06 Temperature Control
Changes in temperature and humidity can cause errors in production equipment, which can affect the repeatability of the production process, ultimately leading to lower product yields and increased waste. Therefore, the strict control of temperature in the clean room is obvious, and this cost is necessary. Under normal circumstances, engineers are required to reduce construction costs during design, and require precise temperature control in a large area. If there are strict requirements for heating, power professional equipment and control systems in the clean room, in each clean room Within the area, there is a local thermostat to control the design temperature. It can drive local reheat or re-cold coils installed on the duct to meet the damp heat requirements of the room.
07 Humidity Control
The relative humidity in each clean room is controlled by a local humidity regulator. When accurate humidity control must be met, it is usually achieved by the adiabatic humidification effect of the fresh air in the air conditioning box. The local variation of the humidity level can be controlled by the ultrasonic humidity regulator, which is located in the static pressure of the duct before the final filtration. Inside the box.
08 Exhaust System
Quality air handling equipment minimizes exhaust emissions and therefore reduces engineering costs and energy waste during implementation. It is important to maintain a balance between the potential demand for increased exhaust air volume and the economic value required to expand production and install these supplies.
09 Static charge on the surface of air and objects
“Static” is caused by the contact of two separate surfaces. The charges generated by different surfaces, if not transmitted to the ground at a fast enough rate, will accumulate and spread over the surface of the material – this is “static”. Residual static charge in many areas of the industry poses a hazard and causes problems. It can cause the burning of flammable gases and electric shock. It can bond thin films and light fibers, absorb dust and debris from the air, damage semiconductor devices and interfere with the operation of microelectronic devices. The most basic way to avoid the effects of electrostatic discharge on microelectronic systems is to place the device in a good place for electrostatic and magnetic shielding, properly reducing all input and output connections.
10 Forms and Functions
The strict cleaning requirements of cleanrooms are related to its inherently high production costs.

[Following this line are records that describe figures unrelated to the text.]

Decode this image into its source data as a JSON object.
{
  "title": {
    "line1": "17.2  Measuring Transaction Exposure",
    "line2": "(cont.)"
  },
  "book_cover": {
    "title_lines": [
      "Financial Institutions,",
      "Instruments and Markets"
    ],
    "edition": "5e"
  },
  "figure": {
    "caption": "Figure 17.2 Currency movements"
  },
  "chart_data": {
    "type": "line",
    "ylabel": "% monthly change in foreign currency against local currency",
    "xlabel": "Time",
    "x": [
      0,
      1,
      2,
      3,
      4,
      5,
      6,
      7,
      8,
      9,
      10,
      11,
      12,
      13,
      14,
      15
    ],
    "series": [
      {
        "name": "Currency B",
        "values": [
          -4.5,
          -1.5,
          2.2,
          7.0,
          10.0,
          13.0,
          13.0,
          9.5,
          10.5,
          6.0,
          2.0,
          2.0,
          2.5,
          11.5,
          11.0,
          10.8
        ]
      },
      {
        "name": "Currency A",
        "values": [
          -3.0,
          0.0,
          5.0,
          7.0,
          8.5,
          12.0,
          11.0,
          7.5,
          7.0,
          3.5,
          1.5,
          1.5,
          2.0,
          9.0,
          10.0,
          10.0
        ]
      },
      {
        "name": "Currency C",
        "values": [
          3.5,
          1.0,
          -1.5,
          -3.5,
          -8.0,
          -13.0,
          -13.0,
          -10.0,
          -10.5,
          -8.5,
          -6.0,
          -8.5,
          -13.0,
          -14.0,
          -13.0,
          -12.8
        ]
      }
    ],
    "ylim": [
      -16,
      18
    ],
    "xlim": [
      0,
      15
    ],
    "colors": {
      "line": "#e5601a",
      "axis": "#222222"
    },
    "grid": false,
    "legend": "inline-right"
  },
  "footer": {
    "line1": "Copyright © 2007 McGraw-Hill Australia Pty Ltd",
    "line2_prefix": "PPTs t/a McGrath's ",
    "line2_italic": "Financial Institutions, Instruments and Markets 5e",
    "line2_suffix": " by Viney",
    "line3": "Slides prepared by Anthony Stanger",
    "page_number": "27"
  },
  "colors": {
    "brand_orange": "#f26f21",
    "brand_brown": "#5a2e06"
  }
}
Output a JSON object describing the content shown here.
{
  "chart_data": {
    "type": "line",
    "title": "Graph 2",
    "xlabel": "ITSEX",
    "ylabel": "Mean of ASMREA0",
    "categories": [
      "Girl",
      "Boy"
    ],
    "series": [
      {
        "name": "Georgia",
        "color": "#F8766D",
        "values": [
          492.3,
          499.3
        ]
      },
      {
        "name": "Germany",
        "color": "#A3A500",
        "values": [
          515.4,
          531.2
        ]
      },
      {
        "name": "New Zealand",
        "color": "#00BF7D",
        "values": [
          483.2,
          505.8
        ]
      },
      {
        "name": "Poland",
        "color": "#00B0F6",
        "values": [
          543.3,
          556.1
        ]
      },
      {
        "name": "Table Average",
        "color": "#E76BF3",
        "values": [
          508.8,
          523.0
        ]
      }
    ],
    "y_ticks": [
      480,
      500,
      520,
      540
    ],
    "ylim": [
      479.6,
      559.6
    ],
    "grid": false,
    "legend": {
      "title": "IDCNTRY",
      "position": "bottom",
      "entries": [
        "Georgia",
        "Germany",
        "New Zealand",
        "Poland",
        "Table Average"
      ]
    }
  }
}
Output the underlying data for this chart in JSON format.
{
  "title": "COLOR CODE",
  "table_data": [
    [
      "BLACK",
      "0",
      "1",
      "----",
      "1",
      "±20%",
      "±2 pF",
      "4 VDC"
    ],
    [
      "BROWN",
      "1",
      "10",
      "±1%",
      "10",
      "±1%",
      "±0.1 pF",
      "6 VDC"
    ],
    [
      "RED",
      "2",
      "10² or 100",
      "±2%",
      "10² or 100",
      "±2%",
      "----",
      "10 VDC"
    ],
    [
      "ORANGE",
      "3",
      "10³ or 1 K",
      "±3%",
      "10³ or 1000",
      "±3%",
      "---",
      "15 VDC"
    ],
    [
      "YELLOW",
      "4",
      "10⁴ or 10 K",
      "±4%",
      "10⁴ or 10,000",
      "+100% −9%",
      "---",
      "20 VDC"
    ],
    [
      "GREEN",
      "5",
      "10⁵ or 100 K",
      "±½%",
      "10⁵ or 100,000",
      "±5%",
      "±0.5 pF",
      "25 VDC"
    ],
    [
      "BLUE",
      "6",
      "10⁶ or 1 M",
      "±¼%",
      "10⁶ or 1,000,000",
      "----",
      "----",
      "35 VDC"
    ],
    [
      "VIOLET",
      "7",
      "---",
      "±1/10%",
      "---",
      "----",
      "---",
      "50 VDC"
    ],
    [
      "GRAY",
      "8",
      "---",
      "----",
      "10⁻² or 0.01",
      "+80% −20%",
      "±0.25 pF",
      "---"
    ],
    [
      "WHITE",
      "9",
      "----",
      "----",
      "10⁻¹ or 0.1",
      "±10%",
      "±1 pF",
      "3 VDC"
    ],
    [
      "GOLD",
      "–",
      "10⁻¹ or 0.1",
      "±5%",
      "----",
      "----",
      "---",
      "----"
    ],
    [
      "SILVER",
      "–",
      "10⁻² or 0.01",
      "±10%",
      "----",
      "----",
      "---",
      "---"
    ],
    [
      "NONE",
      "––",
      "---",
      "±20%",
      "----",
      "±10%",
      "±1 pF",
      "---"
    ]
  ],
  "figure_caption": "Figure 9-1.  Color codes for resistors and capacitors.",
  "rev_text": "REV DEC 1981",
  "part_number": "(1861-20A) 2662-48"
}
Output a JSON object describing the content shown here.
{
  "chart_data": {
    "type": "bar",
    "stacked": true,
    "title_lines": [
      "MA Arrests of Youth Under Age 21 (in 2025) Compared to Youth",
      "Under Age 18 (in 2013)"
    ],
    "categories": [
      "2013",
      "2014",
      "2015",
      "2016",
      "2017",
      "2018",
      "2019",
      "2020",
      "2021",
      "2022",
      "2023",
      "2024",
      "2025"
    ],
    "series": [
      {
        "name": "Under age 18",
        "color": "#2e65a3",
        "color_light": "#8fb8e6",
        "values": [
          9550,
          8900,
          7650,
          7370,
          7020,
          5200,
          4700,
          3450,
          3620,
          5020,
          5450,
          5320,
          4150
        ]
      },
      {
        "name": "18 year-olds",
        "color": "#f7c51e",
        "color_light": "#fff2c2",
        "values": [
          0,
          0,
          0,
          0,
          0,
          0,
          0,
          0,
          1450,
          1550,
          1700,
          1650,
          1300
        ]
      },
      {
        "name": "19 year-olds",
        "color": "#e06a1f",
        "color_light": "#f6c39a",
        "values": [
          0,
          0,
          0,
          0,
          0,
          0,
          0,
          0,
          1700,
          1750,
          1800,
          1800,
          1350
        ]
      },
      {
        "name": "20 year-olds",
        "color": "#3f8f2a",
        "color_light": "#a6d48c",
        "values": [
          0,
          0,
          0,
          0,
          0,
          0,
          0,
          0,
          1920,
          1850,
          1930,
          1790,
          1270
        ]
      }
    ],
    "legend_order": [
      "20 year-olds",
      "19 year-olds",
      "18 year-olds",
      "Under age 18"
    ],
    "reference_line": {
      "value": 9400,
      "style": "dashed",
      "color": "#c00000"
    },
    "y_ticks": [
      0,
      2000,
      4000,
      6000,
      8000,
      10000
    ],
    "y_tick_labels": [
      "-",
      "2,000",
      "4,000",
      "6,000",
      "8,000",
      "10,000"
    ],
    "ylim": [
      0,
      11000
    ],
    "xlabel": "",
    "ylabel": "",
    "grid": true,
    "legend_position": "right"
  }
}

However, if you plan ahead, you can greatly reduce your costs:
Precisionally define clean room levels to meet process requirements.
Precisely define clean room air temperature and humidity to meet process requirements.
The amount of exhaust air outside the clean room should meet the minimum requirements of the process, and the exhaust management procedure should be performed from the beginning.
Reducing the pressure drop across the duct and piping by determining the maximum and minimum wind speeds of the equipment and implementing these guidelines throughout the construction process.